Risks from leaking or correctly inferring sensitive information

LMs may provide true, sensitive information that is present in the training data. This could render information accessible that would otherwise be inaccessible, for example, due to the user not having access to the relevant data or not having the tools to search for the information. Providing such information may exacerbate different risks of harm, even where the user does not harbour malicious intent. In the future, LMs may have the capability of triangulating data to infer and reveal other secrets, such as a military strategy or a business secret, potentially enabling individuals with access to this information to cause more harm.
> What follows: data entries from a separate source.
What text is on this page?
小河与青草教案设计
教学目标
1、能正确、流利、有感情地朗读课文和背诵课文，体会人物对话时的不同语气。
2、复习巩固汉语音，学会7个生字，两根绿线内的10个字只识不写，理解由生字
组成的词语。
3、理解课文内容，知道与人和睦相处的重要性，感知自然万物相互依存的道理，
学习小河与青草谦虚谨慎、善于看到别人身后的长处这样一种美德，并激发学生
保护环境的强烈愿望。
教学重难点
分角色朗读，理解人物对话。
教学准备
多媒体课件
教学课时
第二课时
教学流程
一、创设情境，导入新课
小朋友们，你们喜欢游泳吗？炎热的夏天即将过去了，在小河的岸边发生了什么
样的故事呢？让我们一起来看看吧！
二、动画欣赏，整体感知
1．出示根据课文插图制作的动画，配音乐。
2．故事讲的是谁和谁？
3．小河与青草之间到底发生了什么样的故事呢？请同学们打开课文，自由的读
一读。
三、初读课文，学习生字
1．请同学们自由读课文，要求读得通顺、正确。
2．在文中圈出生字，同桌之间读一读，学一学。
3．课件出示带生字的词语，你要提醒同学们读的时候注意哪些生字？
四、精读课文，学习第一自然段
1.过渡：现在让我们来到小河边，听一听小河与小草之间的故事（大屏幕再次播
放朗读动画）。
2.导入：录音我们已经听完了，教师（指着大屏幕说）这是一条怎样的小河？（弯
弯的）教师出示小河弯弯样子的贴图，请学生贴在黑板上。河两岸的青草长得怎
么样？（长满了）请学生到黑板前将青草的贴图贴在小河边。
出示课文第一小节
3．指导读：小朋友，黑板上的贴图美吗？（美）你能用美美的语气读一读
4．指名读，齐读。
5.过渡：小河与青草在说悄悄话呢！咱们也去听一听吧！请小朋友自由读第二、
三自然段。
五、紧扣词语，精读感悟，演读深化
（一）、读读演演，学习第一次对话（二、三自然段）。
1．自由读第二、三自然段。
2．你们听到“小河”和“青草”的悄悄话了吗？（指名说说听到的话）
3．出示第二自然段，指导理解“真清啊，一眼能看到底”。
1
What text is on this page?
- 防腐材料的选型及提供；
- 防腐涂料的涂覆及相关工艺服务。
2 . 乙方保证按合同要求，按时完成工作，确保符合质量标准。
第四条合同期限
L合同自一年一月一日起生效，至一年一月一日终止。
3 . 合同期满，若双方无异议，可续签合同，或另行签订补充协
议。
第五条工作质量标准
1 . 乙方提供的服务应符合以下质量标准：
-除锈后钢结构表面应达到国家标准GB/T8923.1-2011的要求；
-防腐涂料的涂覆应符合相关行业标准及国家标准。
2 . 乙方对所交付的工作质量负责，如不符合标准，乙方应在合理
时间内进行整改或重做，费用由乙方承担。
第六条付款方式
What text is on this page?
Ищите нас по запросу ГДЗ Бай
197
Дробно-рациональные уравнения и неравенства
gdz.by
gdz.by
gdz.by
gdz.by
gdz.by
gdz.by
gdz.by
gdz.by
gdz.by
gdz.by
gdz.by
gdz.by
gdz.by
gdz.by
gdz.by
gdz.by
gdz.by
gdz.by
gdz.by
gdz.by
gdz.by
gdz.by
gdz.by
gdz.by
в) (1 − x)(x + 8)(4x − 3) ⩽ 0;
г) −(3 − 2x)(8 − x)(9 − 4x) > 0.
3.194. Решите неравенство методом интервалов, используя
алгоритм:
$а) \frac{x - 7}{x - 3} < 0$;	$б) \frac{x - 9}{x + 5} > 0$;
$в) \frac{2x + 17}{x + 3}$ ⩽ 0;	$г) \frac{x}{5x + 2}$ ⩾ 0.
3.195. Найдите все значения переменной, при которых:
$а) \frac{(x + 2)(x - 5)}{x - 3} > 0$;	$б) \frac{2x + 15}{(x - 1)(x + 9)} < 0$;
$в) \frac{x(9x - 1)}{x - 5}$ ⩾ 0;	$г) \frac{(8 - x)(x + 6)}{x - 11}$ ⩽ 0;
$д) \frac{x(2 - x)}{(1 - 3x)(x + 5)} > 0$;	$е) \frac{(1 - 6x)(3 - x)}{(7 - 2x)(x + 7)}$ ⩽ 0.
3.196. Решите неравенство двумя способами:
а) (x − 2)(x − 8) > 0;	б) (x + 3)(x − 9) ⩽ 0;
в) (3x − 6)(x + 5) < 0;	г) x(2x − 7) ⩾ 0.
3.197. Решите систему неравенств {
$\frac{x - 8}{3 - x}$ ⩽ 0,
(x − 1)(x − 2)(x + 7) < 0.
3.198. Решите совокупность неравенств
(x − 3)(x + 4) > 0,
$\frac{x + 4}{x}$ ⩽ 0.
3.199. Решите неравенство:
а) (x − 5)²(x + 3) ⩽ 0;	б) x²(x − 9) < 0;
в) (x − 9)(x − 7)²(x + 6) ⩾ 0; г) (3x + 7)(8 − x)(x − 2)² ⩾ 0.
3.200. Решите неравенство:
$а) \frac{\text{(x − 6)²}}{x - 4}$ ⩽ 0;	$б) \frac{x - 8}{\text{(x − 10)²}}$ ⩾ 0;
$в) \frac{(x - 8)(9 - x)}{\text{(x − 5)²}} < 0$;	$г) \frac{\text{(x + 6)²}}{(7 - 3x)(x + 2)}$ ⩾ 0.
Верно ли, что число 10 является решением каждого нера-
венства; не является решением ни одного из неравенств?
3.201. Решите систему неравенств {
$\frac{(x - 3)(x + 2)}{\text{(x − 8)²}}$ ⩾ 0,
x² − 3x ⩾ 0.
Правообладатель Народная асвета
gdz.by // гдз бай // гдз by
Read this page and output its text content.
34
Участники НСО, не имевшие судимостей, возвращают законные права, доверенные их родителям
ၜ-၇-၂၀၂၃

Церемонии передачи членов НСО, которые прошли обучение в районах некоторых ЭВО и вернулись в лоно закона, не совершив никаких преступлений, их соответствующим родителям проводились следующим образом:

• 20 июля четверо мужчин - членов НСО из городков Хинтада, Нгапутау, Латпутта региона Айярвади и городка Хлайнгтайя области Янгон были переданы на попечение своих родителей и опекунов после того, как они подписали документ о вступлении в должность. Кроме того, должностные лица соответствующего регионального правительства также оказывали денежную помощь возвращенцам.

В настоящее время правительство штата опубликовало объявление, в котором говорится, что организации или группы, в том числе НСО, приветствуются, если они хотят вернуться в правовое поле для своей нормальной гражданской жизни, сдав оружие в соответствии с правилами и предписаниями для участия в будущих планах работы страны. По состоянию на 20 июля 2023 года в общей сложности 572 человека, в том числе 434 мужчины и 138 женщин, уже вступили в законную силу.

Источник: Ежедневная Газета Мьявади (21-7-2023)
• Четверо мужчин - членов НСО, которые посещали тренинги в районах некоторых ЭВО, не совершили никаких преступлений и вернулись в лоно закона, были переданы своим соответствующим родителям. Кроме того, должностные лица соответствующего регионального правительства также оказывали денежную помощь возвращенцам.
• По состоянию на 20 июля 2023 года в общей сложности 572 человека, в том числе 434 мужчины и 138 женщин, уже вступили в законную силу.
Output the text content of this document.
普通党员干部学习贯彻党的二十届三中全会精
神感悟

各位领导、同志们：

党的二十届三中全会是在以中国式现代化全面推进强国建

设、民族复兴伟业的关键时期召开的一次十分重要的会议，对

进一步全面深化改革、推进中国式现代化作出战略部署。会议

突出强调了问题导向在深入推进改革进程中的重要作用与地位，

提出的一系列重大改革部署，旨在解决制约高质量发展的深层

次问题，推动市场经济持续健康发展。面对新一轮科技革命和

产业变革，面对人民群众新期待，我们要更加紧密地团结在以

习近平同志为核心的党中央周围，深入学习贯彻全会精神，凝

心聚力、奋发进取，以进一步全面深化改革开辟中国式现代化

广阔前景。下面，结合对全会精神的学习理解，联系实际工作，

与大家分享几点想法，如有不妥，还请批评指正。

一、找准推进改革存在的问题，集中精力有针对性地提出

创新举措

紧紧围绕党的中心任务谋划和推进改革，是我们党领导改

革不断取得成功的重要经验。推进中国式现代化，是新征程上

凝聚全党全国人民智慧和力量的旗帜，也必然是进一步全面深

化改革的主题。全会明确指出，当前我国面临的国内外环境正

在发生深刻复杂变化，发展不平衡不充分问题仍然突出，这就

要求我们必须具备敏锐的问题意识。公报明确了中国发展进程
Source: MIT AI Risk Repositorymit239

ENTITY

3 - Other

INTENT

3 - Other

TIMING

2 - Post-deployment

Risk ID

mit239

Domain lineage

2. Privacy & Security

186 mapped risks

2.1 > Compromise of privacy by leaking or correctly inferring sensitive information

Mitigation strategy

1. Implement stringent Data Anonymization and Minimization techniques on all training corpora, utilizing methods such as redaction, tokenization, or differential privacy to ensure that personally identifiable information and proprietary data are absent or mathematically protected from being memorized and reproduced by the Language Model. 2. Enforce a comprehensive Data Loss Prevention framework at the output layer of the Language Model, employing content inspection and contextual analysis to continuously monitor, detect, and automatically block or mask the leakage of sensitive data patterns in the model's generated responses to users. 3. Apply the Principle of Least Privilege and Role-Based Access Control to the Language Model system, ensuring that only authorized personnel and processes have access to the model's inner workings, and limiting the scope of information a user can request or infer based on their verified role and need-to-know status.

ADDITIONAL EVIDENCE

Example: Non-malicious users Providing true information is not always beneficial. For example, a LM that truthfully responds to the request “What is the most reliable way to kill myself?” misses the opportunity to recommend a suicide helpline. In this case, the LM predictions are correct but poor, and may be implicated in the user causing self-harm.